To be sure, riots result in innocent people suffering, the destruction of property, communities being broken, and years of recovery. But it is incongruous to group those rioting in America in the same category as a police force that allows a man to be lynched in the streets. The reasons for why riots like this occur are far more nuanced than anything Fox News is capable of understanding.

“In the final analysis, a riot is the language of the unheard,” Martin Luther King explained. “As long as America postpones justice, we stand in the position of having these recurrences of violence and riots over and over again.” King abhorred violence, but he understood why it happened. Likewise, we can condemn violent protest while still sympathising with the injustice that causes it. After all, the riot, as a tool for political change, appears when systematic oppression causes people to believe that no other choice is left for them in order to be heard.

The peaceful protest, protected under the First Amendment to the American Constitution, is often suitable enough to allow groups who have faced injustice to vent their feelings to produce change. But over the years, the African American community has seen their legitimate demands for justice ignored by America’s leadership. Reaching a tipping point with the election of Donald Trump who became a lodestone for American racism to converge around.

The system appeared rigged against the community. Men like Ahmaud Arbery were killed for being black in a white neighbourhood. The prosecution department was reluctant to frame charges against the killers, arguing that they acted in self-defence. Breonna Taylor was unarmed when she was shot dead in her apartment by police officers in March. Studies suggest that black men are 3.5 times more likely to be killed by the police in America than white men; one in every 1,000 black men will die from police violence.

The community found itself helpless as police officers were found not guilty by a justice system that granted them qualified immunity.

When the traditional methods of obtaining justice fail, unconventional methods become feasible. Necessity created the strategy of civil disobedience, which proved successful in fighting oppressive regimes. It involves breaking the law without resorting to violence such as when the civil rights movement broke segregation laws in the American south.

Legal philosophy has grappled with the issue of when it is just to disobey the law. The answer seems to be when the traditional avenues of justice become so illusory that change can only be brought by disobedience. It is difficult to judge, from an objective standard, when this point exists. Leaving it to a contextual analysis in every situation. However, civil disobedience can pivot towards violent disobedience in the form of riots if the state exercises its coercive force in disproportionate ways.

When peaceful protest is answered by police firing rubber bullets that blind people, when crowds are dispersed using chemicals just so that the President can pose for a photo op, when police vehicles accelerate into crowds of protesters, and when a black man is arrested during a protest for going on one knee to say to the police, “all of you are my family” — expect a reaction.
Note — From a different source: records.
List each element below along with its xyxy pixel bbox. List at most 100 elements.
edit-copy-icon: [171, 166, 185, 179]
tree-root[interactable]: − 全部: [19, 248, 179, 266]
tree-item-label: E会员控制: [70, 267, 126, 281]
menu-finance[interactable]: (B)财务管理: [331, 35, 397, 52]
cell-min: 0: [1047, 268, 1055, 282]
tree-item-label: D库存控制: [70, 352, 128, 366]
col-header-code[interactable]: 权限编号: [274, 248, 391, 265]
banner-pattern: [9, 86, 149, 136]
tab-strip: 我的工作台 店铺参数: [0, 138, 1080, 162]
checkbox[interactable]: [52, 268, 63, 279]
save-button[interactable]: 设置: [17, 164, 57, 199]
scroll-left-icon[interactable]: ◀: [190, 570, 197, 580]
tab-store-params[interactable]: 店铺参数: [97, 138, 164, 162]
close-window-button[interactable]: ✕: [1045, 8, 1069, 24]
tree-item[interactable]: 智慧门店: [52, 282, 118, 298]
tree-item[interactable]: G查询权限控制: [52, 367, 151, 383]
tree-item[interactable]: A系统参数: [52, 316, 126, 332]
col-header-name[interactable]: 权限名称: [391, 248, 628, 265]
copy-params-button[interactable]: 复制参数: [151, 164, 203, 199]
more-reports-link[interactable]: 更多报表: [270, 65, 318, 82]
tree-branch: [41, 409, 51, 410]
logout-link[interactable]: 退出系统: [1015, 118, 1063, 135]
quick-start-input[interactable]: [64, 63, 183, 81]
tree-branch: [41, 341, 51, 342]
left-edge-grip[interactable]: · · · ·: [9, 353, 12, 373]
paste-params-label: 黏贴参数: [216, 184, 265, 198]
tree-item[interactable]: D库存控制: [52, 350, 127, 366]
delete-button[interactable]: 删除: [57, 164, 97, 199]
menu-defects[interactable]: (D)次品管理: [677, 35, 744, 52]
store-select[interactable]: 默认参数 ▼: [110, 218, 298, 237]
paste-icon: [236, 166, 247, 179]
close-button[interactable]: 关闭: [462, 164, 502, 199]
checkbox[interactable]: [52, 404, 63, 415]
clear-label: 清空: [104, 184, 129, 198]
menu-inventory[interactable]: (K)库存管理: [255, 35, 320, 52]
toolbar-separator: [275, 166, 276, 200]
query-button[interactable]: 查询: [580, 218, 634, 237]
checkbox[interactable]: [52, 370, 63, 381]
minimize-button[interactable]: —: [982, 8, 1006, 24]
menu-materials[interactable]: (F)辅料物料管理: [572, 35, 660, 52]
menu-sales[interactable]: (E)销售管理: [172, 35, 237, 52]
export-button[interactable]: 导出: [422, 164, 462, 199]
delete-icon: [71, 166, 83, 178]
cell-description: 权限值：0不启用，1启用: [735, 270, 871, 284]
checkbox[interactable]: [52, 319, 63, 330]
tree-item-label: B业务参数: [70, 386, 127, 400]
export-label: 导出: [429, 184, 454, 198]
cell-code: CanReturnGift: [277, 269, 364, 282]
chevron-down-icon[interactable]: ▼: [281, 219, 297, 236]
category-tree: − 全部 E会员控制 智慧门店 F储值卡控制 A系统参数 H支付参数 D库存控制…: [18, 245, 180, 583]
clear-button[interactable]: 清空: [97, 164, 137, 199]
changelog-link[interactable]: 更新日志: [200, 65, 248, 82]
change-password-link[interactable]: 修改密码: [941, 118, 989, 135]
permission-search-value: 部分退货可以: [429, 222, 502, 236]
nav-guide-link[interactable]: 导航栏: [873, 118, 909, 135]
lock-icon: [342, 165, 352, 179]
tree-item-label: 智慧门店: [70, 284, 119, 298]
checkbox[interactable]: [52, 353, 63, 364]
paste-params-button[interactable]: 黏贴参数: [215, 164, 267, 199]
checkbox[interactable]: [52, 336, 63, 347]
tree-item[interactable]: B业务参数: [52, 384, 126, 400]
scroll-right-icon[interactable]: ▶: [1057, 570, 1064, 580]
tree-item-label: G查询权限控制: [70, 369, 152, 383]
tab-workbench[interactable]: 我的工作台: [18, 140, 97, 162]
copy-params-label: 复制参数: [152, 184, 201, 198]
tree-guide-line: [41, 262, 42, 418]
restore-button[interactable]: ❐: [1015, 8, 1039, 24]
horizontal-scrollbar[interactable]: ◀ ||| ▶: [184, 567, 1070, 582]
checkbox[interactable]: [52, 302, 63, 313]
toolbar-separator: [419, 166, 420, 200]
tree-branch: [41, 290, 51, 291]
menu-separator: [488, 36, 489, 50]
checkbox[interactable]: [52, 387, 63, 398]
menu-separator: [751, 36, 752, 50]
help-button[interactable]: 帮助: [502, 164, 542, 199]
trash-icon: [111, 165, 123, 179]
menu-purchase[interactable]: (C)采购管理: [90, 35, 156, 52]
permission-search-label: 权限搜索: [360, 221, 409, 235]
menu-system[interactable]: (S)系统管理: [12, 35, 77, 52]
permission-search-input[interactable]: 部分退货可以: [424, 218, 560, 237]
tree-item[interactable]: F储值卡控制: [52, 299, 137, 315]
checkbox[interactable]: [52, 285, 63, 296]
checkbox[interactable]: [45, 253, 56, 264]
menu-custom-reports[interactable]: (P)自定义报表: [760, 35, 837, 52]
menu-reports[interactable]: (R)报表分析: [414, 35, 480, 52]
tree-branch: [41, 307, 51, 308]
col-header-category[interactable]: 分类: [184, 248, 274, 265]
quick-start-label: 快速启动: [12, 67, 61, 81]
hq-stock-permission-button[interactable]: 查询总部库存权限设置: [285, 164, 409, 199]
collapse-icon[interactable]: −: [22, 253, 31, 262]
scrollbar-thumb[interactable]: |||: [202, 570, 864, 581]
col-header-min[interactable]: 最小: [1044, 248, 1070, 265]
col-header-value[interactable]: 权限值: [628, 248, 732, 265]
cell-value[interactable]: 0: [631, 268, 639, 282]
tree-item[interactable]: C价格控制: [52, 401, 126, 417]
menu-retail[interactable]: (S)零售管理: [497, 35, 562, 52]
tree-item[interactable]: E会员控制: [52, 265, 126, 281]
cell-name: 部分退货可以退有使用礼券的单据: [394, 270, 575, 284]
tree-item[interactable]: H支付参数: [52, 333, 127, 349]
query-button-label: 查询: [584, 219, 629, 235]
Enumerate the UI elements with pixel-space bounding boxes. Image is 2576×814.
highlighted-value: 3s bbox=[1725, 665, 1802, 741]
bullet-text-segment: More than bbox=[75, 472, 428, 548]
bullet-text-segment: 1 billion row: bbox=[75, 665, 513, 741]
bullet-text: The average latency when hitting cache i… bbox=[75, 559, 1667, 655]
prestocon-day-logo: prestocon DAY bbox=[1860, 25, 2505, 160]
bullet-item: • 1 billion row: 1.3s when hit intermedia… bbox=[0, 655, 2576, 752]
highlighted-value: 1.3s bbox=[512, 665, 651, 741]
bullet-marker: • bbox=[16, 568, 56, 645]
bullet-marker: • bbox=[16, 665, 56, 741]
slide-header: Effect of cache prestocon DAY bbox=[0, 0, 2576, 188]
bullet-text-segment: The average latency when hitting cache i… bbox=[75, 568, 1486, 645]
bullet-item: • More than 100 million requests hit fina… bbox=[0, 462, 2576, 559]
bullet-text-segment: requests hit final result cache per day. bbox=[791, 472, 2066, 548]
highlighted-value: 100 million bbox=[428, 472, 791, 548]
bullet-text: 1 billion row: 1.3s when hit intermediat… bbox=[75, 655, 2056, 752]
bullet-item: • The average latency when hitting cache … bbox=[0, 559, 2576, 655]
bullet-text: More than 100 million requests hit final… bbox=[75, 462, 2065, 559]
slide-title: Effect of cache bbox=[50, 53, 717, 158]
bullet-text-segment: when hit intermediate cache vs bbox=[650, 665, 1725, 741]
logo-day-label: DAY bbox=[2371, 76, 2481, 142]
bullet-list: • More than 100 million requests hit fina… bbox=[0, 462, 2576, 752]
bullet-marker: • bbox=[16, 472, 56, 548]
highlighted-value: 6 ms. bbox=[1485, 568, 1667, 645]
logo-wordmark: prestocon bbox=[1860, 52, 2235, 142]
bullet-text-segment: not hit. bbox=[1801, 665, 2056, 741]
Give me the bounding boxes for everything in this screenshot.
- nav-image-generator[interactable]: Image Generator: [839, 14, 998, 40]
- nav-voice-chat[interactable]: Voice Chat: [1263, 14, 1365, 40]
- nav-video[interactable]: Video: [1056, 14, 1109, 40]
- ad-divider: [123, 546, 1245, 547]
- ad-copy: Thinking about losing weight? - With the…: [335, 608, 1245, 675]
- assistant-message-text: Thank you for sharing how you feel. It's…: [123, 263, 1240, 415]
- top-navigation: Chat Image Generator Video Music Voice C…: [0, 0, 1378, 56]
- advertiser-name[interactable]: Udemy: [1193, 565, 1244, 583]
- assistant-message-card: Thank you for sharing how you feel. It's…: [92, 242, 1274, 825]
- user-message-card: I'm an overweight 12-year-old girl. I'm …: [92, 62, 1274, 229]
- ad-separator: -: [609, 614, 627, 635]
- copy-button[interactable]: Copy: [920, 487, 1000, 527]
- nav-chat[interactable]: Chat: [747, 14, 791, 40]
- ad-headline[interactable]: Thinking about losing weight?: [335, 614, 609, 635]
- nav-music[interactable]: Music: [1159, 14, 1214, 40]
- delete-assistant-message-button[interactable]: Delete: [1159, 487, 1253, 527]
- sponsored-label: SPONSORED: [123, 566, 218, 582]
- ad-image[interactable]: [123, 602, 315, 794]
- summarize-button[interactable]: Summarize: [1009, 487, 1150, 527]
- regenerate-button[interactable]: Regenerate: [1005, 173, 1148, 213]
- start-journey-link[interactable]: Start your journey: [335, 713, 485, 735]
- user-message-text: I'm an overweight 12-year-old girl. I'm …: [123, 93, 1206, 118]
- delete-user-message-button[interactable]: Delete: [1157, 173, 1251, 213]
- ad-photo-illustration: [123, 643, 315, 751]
Riots in these situations are caused by oppression. The more you oppress and silence a group fighting for their place on the table, the more likely you will force them towards violence. A state that fails to recognise this is a state with its head in the sand.

Here, there is a lesson for our country as well. We have taken up a trend of labelling the peaceful protester as treacherous. We see criticism of the status quo as rebellion. And while we laud the protests in America and India, we spurn the ones in our own country tackling injustice. It is horrifying when members of the government condone this attitude towards groups raising their voice against discrimination faced by people in Balochistan and Khyber-Pakhtunkhwa; the plight of religious minorities who have been subjected to a system of apartheid; the misogyny faced by women in all walks of life in Pakistan.

We are a tinderbox as well, the question is: will we do something to prevent the flame?

Published in The Express Tribune, June 9th, 2020.